In the longer term, proposed reforms to the Medicare coverage process will require additional CMS expertise. Given the increase in novel study designs, richer data sources, and more sophisticated analytic techniques, CMS would benefit from additional staff with relevant expertise in clinical research, trial design, epidemiology, and biostatistics. Potential sources of consultative expertise to support this work include staff at the FDA, the National Institutes of Health, and the Agency for Healthcare Research and Quality (AHRQ), as well as researchers at academic medical centers. Experts from AHRQ-funded Evidence-based Practice Centers could also help draft relevant guidance document and staff early advice meetings, particularly if the number of requests increases with the number of devices obtaining breakthrough designations. A key challenge for existing and future CMS staff and consultants will be to offer analysis and advice that balances methodological rigor with the inevitable uncertainty inherent to the TCET policy goal of promoting faster access to promising, novel technologies.

Conclusions

TCET offers an opportunity to improve the Medicare coverage process for new technologies. A new conceptual framework, particularly for technologies covering serious illness where there is unmet need, is needed, as well as a focus on key operational changes. Implementing reforms will likely continue for several years after rulemaking is completed and will require substantial expertise and resources.

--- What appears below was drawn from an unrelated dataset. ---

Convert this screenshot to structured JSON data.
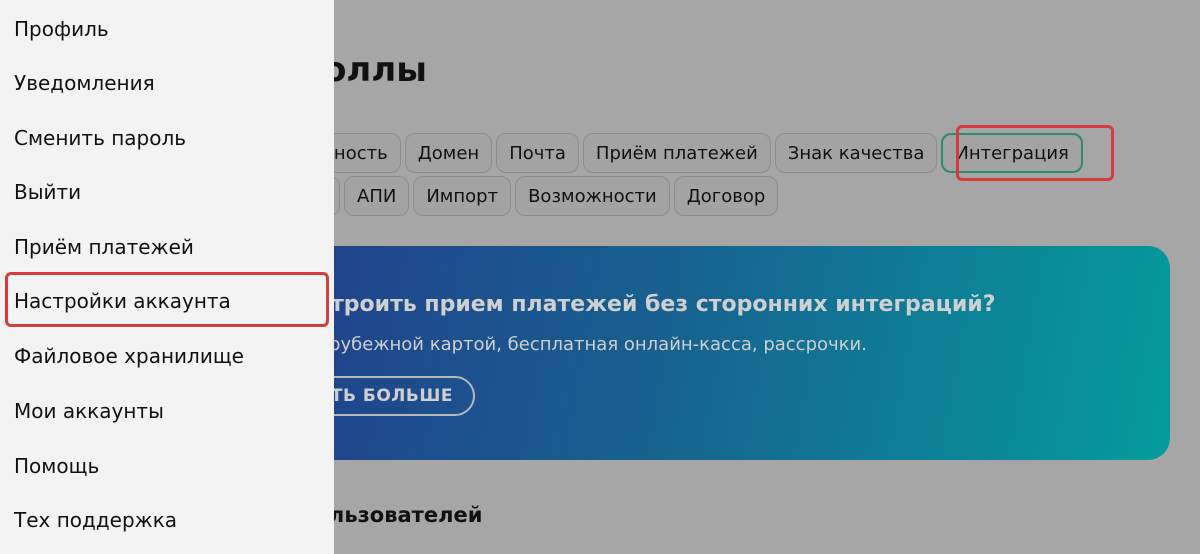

Patients want more access to promising technologies, and innovators and investors want more predictable and transparent rules to reduce reimbursement uncertainty. But these desires must be balanced against the need to ensure that technologies are supported by robust evidence. Crafting polices and program reforms that achieve an appropriate balance is an enduring challenge and should be guided by carefully evaluating past efforts with similar policy objectives.

Authors’ Note

This article is adapted from a White Paper by the authors on Medicare coverage of emerging technologies that was supported by a consortium of medical devices companies, including Medtronic, Edwards Lifesciences, and Grail. The views expressed are those of the authors and do not necessarily reflect the views of others at these organizations.